At Goodwood’s Festival of Speed Saturday bash I was seated beside a very pleasant and promising young driver. Jann Mardenborough is 22 (he won’t thank me for saying he looks about 11) and got into racing by winning the Nissan PlayStation GT Academy competition in 2011. Backed by Nissan, he has since competed extensively in sports car racing; he’s finished on the class podium at Le Mans and as runner-up in the New Zealand Toyota Racing Series. This year he’s in GP3 racing with Infiniti Red Bull Racing driver development backing for Arden International. Has that covered most sponsors? Modern racing, I ask you…
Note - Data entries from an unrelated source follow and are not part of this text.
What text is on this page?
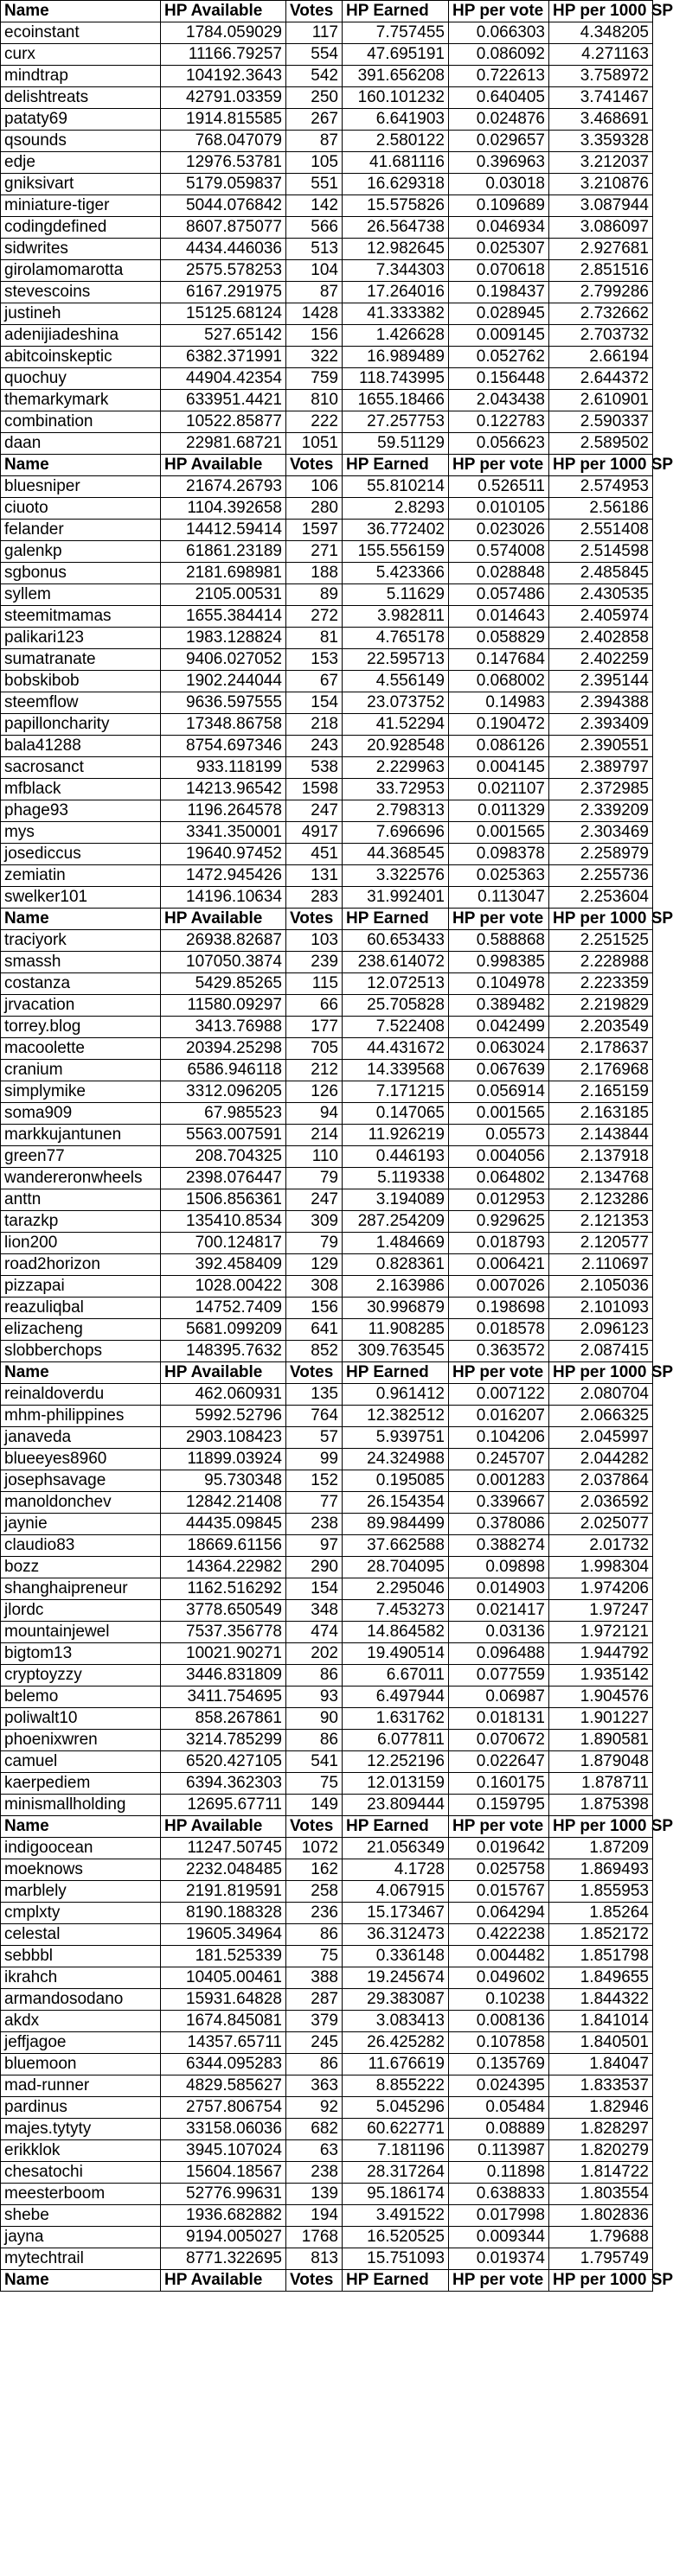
Name	HP Available	Votes	HP Earned	HP per vote	HP per 1000 SP
ecoinstant	1784.059029	117	7.757455	0.066303	4.348205
curx	11166.79257	554	47.695191	0.086092	4.271163
mindtrap	104192.3643	542	391.656208	0.722613	3.758972
delishtreats	42791.03359	250	160.101232	0.640405	3.741467
pataty69	1914.815585	267	6.641903	0.024876	3.468691
qsounds	768.047079	87	2.580122	0.029657	3.359328
edje	12976.53781	105	41.681116	0.396963	3.212037
gniksivart	5179.059837	551	16.629318	0.03018	3.210876
miniature-tiger	5044.076842	142	15.575826	0.109689	3.087944
codingdefined	8607.875077	566	26.564738	0.046934	3.086097
sidwrites	4434.446036	513	12.982645	0.025307	2.927681
girolamomarotta	2575.578253	104	7.344303	0.070618	2.851516
stevescoins	6167.291975	87	17.264016	0.198437	2.799286
justineh	15125.68124	1428	41.333382	0.028945	2.732662
adenijiadeshina	527.65142	156	1.426628	0.009145	2.703732
abitcoinskeptic	6382.371991	322	16.989489	0.052762	2.66194
quochuy	44904.42354	759	118.743995	0.156448	2.644372
themarkymark	633951.4421	810	1655.18466	2.043438	2.610901
combination	10522.85877	222	27.257753	0.122783	2.590337
daan	22981.68721	1051	59.51129	0.056623	2.589502
Name	HP Available	Votes	HP Earned	HP per vote	HP per 1000 SP
bluesniper	21674.26793	106	55.810214	0.526511	2.574953
ciuoto	1104.392658	280	2.8293	0.010105	2.56186
felander	14412.59414	1597	36.772402	0.023026	2.551408
galenkp	61861.23189	271	155.556159	0.574008	2.514598
sgbonus	2181.698981	188	5.423366	0.028848	2.485845
syllem	2105.00531	89	5.11629	0.057486	2.430535
steemitmamas	1655.384414	272	3.982811	0.014643	2.405974
palikari123	1983.128824	81	4.765178	0.058829	2.402858
sumatranate	9406.027052	153	22.595713	0.147684	2.402259
bobskibob	1902.244044	67	4.556149	0.068002	2.395144
steemflow	9636.597555	154	23.073752	0.14983	2.394388
papilloncharity	17348.86758	218	41.52294	0.190472	2.393409
bala41288	8754.697346	243	20.928548	0.086126	2.390551
sacrosanct	933.118199	538	2.229963	0.004145	2.389797
mfblack	14213.96542	1598	33.72953	0.021107	2.372985
phage93	1196.264578	247	2.798313	0.011329	2.339209
mys	3341.350001	4917	7.696696	0.001565	2.303469
josediccus	19640.97452	451	44.368545	0.098378	2.258979
zemiatin	1472.945426	131	3.322576	0.025363	2.255736
swelker101	14196.10634	283	31.992401	0.113047	2.253604
Name	HP Available	Votes	HP Earned	HP per vote	HP per 1000 SP
traciyork	26938.82687	103	60.653433	0.588868	2.251525
smassh	107050.3874	239	238.614072	0.998385	2.228988
costanza	5429.85265	115	12.072513	0.104978	2.223359
jrvacation	11580.09297	66	25.705828	0.389482	2.219829
torrey.blog	3413.76988	177	7.522408	0.042499	2.203549
macoolette	20394.25298	705	44.431672	0.063024	2.178637
cranium	6586.946118	212	14.339568	0.067639	2.176968
simplymike	3312.096205	126	7.171215	0.056914	2.165159
soma909	67.985523	94	0.147065	0.001565	2.163185
markkujantunen	5563.007591	214	11.926219	0.05573	2.143844
green77	208.704325	110	0.446193	0.004056	2.137918
wandereronwheels	2398.076447	79	5.119338	0.064802	2.134768
anttn	1506.856361	247	3.194089	0.012953	2.123286
tarazkp	135410.8534	309	287.254209	0.929625	2.121353
lion200	700.124817	79	1.484669	0.018793	2.120577
road2horizon	392.458409	129	0.828361	0.006421	2.110697
pizzapai	1028.00422	308	2.163986	0.007026	2.105036
reazuliqbal	14752.7409	156	30.996879	0.198698	2.101093
elizacheng	5681.099209	641	11.908285	0.018578	2.096123
slobberchops	148395.7632	852	309.763545	0.363572	2.087415
Name	HP Available	Votes	HP Earned	HP per vote	HP per 1000 SP
reinaldoverdu	462.060931	135	0.961412	0.007122	2.080704
mhm-philippines	5992.52796	764	12.382512	0.016207	2.066325
janaveda	2903.108423	57	5.939751	0.104206	2.045997
blueeyes8960	11899.03924	99	24.324988	0.245707	2.044282
josephsavage	95.730348	152	0.195085	0.001283	2.037864
manoldonchev	12842.21408	77	26.154354	0.339667	2.036592
jaynie	44435.09845	238	89.984499	0.378086	2.025077
claudio83	18669.61156	97	37.662588	0.388274	2.01732
bozz	14364.22982	290	28.704095	0.09898	1.998304
shanghaipreneur	1162.516292	154	2.295046	0.014903	1.974206
jlordc	3778.650549	348	7.453273	0.021417	1.97247
mountainjewel	7537.356778	474	14.864582	0.03136	1.972121
bigtom13	10021.90271	202	19.490514	0.096488	1.944792
cryptoyzzy	3446.831809	86	6.67011	0.077559	1.935142
belemo	3411.754695	93	6.497944	0.06987	1.904576
poliwalt10	858.267861	90	1.631762	0.018131	1.901227
phoenixwren	3214.785299	86	6.077811	0.070672	1.890581
camuel	6520.427105	541	12.252196	0.022647	1.879048
kaerpediem	6394.362303	75	12.013159	0.160175	1.878711
minismallholding	12695.67711	149	23.809444	0.159795	1.875398
Name	HP Available	Votes	HP Earned	HP per vote	HP per 1000 SP
indigoocean	11247.50745	1072	21.056349	0.019642	1.87209
moeknows	2232.048485	162	4.1728	0.025758	1.869493
marblely	2191.819591	258	4.067915	0.015767	1.855953
cmplxty	8190.188328	236	15.173467	0.064294	1.85264
celestal	19605.34964	86	36.312473	0.422238	1.852172
sebbbl	181.525339	75	0.336148	0.004482	1.851798
ikrahch	10405.00461	388	19.245674	0.049602	1.849655
armandosodano	15931.64828	287	29.383087	0.10238	1.844322
akdx	1674.845081	379	3.083413	0.008136	1.841014
jeffjagoe	14357.65711	245	26.425282	0.107858	1.840501
bluemoon	6344.095283	86	11.676619	0.135769	1.84047
mad-runner	4829.585627	363	8.855222	0.024395	1.833537
pardinus	2757.806754	92	5.045296	0.05484	1.82946
majes.tytyty	33158.06036	682	60.622771	0.08889	1.828297
erikklok	3945.107024	63	7.181196	0.113987	1.820279
chesatochi	15604.18567	238	28.317264	0.11898	1.814722
meesterboom	52776.99631	139	95.186174	0.638833	1.803554
shebe	1936.682882	194	3.491522	0.017998	1.802836
jayna	9194.005027	1768	16.520525	0.009344	1.79688
mytechtrail	8771.322695	813	15.751093	0.019374	1.795749
Name	HP Available	Votes	HP Earned	HP per vote	HP per 1000 SP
But Jann is someone special. He started playing racing games on the original PlayStation when he was just seven. His heroes were the likes of John Cleland, Tim Harvey and Steve Soper in the televised British Touring Car Championship, which he followed avidly. Nobody’s perfect. For his A-levels he made himself a gaming pod out of MDF, saved up for a wheel paddle and became super competitive in Gran Turismo racing on-line. Then he beat tens of thousands to win the Nissan-backed PlayStation Academy scholarship and, at 19, with minimal real driving experience, found himself training in an actual 500hp Nissan GT-R at Silverstone.
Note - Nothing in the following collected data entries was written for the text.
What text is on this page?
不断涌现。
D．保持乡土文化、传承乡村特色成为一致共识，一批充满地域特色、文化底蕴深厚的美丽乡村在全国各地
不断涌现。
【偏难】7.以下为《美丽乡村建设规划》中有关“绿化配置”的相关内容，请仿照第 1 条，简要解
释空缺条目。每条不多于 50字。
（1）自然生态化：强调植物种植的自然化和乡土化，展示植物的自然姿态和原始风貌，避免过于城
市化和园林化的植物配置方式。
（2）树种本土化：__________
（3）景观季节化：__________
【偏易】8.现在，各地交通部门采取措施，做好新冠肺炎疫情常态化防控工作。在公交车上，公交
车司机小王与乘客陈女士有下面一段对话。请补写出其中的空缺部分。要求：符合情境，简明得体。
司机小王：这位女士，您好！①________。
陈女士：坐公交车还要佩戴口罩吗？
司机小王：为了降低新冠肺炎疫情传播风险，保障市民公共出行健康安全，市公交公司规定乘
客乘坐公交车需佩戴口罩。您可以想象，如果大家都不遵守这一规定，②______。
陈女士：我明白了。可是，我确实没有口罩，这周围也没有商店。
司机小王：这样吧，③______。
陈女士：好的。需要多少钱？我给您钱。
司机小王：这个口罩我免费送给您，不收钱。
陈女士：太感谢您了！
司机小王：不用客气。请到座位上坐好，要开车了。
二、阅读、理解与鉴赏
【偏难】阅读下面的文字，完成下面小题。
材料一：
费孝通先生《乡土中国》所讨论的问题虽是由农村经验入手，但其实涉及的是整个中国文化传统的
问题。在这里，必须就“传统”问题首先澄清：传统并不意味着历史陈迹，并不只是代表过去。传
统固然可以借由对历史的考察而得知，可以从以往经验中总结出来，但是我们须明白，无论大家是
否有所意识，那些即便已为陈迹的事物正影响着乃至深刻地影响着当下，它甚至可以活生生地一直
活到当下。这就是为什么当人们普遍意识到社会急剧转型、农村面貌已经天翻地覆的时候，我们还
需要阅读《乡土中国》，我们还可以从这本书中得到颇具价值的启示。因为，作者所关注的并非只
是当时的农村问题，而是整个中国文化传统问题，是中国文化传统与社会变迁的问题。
“For a kid from my background it was unbelievable to be doing something I could never, ever, in any way have afforded,” he says. “In a way, I’m sort of living out my childhood dream, so it’s very fulfilling that gaming has allowed me to do that.”

Of course, driving a real car on a real circuit applies all kinds of g-forces and sensory inputs that no computer game can yet replicate. “You have to pick up that seat-of-the-pants feel,” he says. “The violence does take some acclimatisation, but the biggest difference was that when I’m playing on screen I’m totally focused on the two-dimensional scene in front of me. The view it gives you moves across the screen. But the screen itself is obviously fixed so our eyes move hardly at all. It took me a long time in early driver training at Silverstone to adjust to that part of reality. I’d be totally up for it, totally focused, staring intently through the windscreen – and then my instructor would bawl ‘Hey, the corner goes over there, look left to judge your line, look right… It’s no good being fixated. And to stop myself just staring straight ahead – as if I was still on the PlayStation watching a fixed monitor screen – was really quite hard.”
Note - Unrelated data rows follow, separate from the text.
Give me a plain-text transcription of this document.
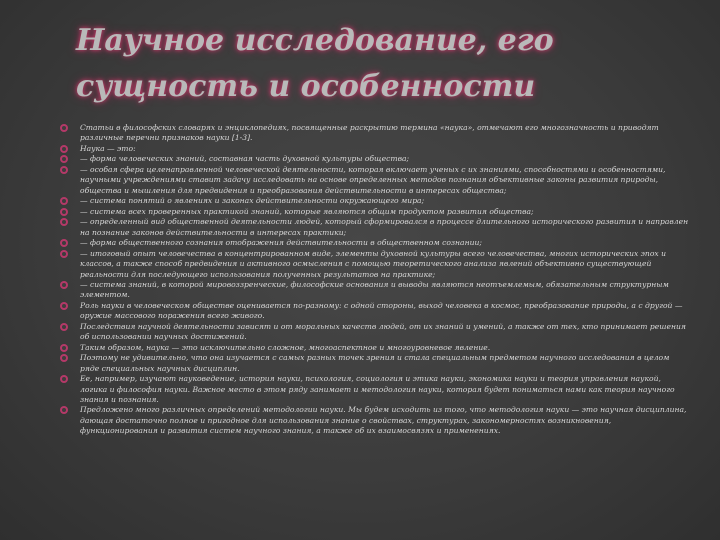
Научное исследование, его сущность и особенности
Статьи в философских словарях и энциклопедиях, посвященные раскрытию термина «наука», отмечают его многозначность и приводят различные перечни признаков науки [1-3].
Наука — это:
— форма человеческих знаний, составная часть духовной культуры общества;
— особая сфера целенаправленной человеческой деятельности, которая включает ученых с их знаниями, способностями и особенностями, научными учреждениями ставит задачу исследовать на основе определенных методов познания объективные законы развития природы, общества и мышления для предвидения и преобразования действительности в интересах общества;
— система понятий о явлениях и законах действительности окружающего мира;
— система всех проверенных практикой знаний, которые являются общим продуктом развития общества;
— определенный вид общественной деятельности людей, который сформировался в процессе длительного исторического развития и направлен на познание законов действительности в интересах практики;
— форма общественного сознания отображения действительности в общественном сознании;
— итоговый опыт человечества в концентрированном виде, элементы духовной культуры всего человечества, многих исторических эпох и классов, а также способ предвидения и активного осмысления с помощью теоретического анализа явлений объективно существующей реальности для последующего использования полученных результатов на практике;
— система знаний, в которой мировоззренческие, философские основания и выводы являются неотъемлемым, обязательным структурным элементом.
Роль науки в человеческом обществе оценивается по-разному: с одной стороны, выход человека в космос, преобразование природы, а с другой — оружие массового поражения всего живого.
Последствия научной деятельности зависят и от моральных качеств людей, от их знаний и умений, а также от тех, кто принимает решения об использовании научных достижений.
Таким образом, наука — это исключительно сложное, многоаспектное и многоуровневое явление.
Поэтому не удивительно, что она изучается с самых разных точек зрения и стала специальным предметом научного исследования в целом ряде специальных научных дисциплин.
Ее, например, изучают науковедение, история науки, психология, социология и этика науки, экономика науки и теория управления наукой, логика и философия науки. Важное место в этом ряду занимает и методология науки, которая будет пониматься нами как теория научного знания и познания.
Предложено много различных определений методологии науки. Мы будем исходить из того, что методология науки — это научная дисциплина, дающая достаточно полное и пригодное для использования знание о свойствах, структурах, закономерностях возникновения, функционирования и развития систем научного знания, а также об их взаимосвязях и применениях.
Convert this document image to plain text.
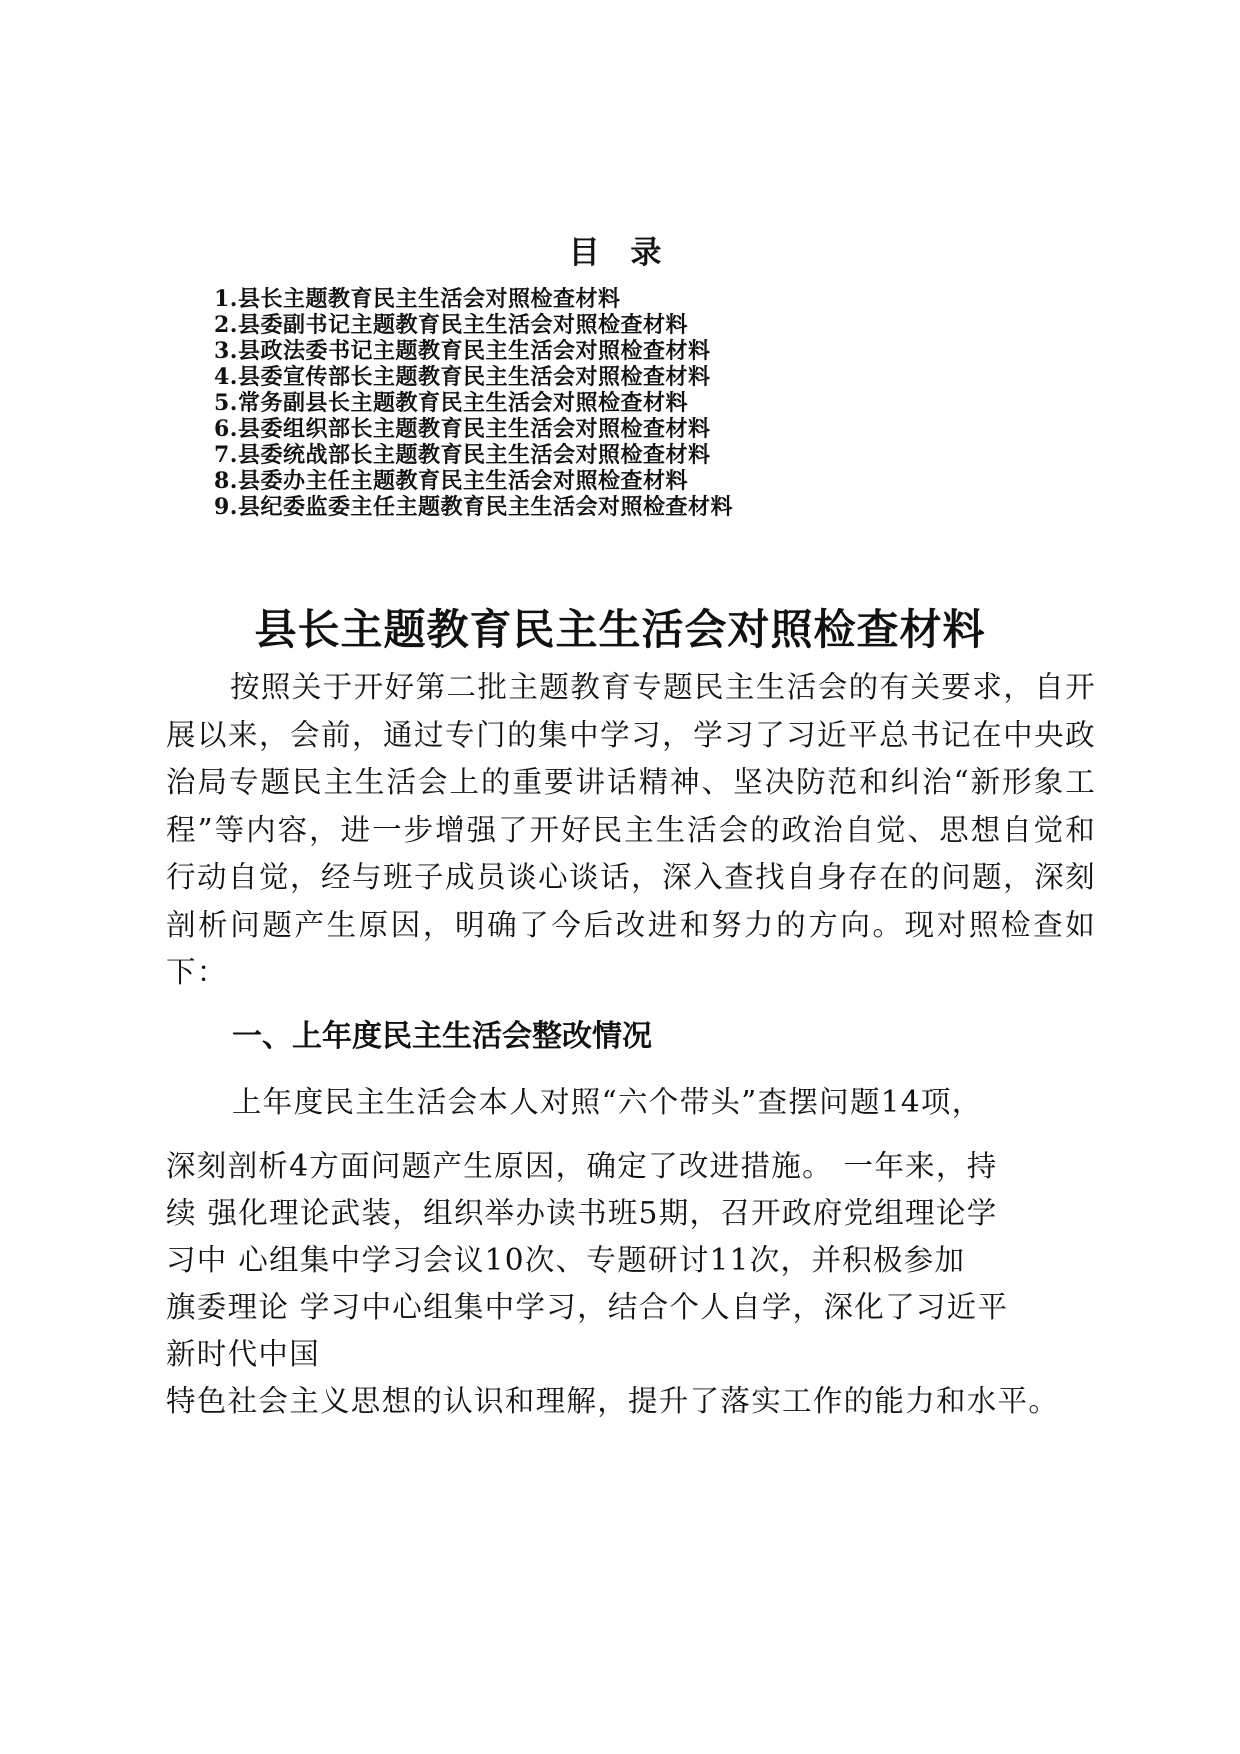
目 录
1.县长主题教育民主生活会对照检查材料
2.县委副书记主题教育民主生活会对照检查材料
3.县政法委书记主题教育民主生活会对照检查材料
4.县委宣传部长主题教育民主生活会对照检查材料
5.常务副县长主题教育民主生活会对照检查材料
6.县委组织部长主题教育民主生活会对照检查材料
7.县委统战部长主题教育民主生活会对照检查材料
8.县委办主任主题教育民主生活会对照检查材料
9.县纪委监委主任主题教育民主生活会对照检查材料
县长主题教育民主生活会对照检查材料

按照关于开好第二批主题教育专题民主生活会的有关要求，自开展以来，会前，通过专门的集中学习，学习了习近平总书记在中央政治局专题民主生活会上的重要讲话精神、坚决防范和纠治“新形象工程”等内容，进一步增强了开好民主生活会的政治自觉、思想自觉和行动自觉，经与班子成员谈心谈话，深入查找自身存在的问题，深刻剖析问题产生原因，明确了今后改进和努力的方向。现对照检查如下：

一、上年度民主生活会整改情况

上年度民主生活会本人对照“六个带头”查摆问题14项，

深刻剖析4方面问题产生原因，确定了改进措施。 一年来，持

续 强化理论武装，组织举办读书班5期，召开政府党组理论学

习中 心组集中学习会议10次、专题研讨11次，并积极参加

旗委理论 学习中心组集中学习，结合个人自学，深化了习近平

新时代中国

特色社会主义思想的认识和理解，提升了落实工作的能力和水平。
He’s already old for a new-boy racer, without a decade or more of kart race experience behind him, because there was no way his family could ever have afforded it.

I hope we have a pioneer here and certainly regard PlayStation in a different light.

Hell for leather
How a TT talisman almost came unstuck during the Festival of Speed

Stuart Graham is one of the tiny band who have taken Tourist Trophy victories on both two wheels and four. Son of 1949 500cc world champion Les Graham, Stuart won the Isle of Man 50cc TT for Suzuki in 1967, the same year in which he took two Grand Prix victories in just his second year of competition. In both 1974 and ’75 he would then win the RAC Tourist Trophy in his Chevrolet Camaro.

He is incredibly slightly built, his greyhound figure so accentuated by his riding leathers that in an early Goodwood outing a friend exclaimed “Stuart looks like a paper-clip” as he ripped past the grandstand. This year at the Festival he was riding Honda’s four-cylinder 250cc RC164 on which Jim Redman won the 1963 world championship. But he caused great concern on his return to the paddock when Honda’s immaculately dressed, black-gloved mechanics gathered around for his report. “I’m afraid we have a major technical problem,” he said. “It’s really serious and might stop us running.”

Then he pointed down at his groin – the zip up the front of his skin-tight leathers had burst from the crotch and was peeling revealingly upwards. Stuart’s wife Margaret weighed in:

“I haven’t got my needle and thread.” A storm of relieved laughter preceded Honda’s finest rushing around to find a fix, immaculately achieved with titanium wire, no less.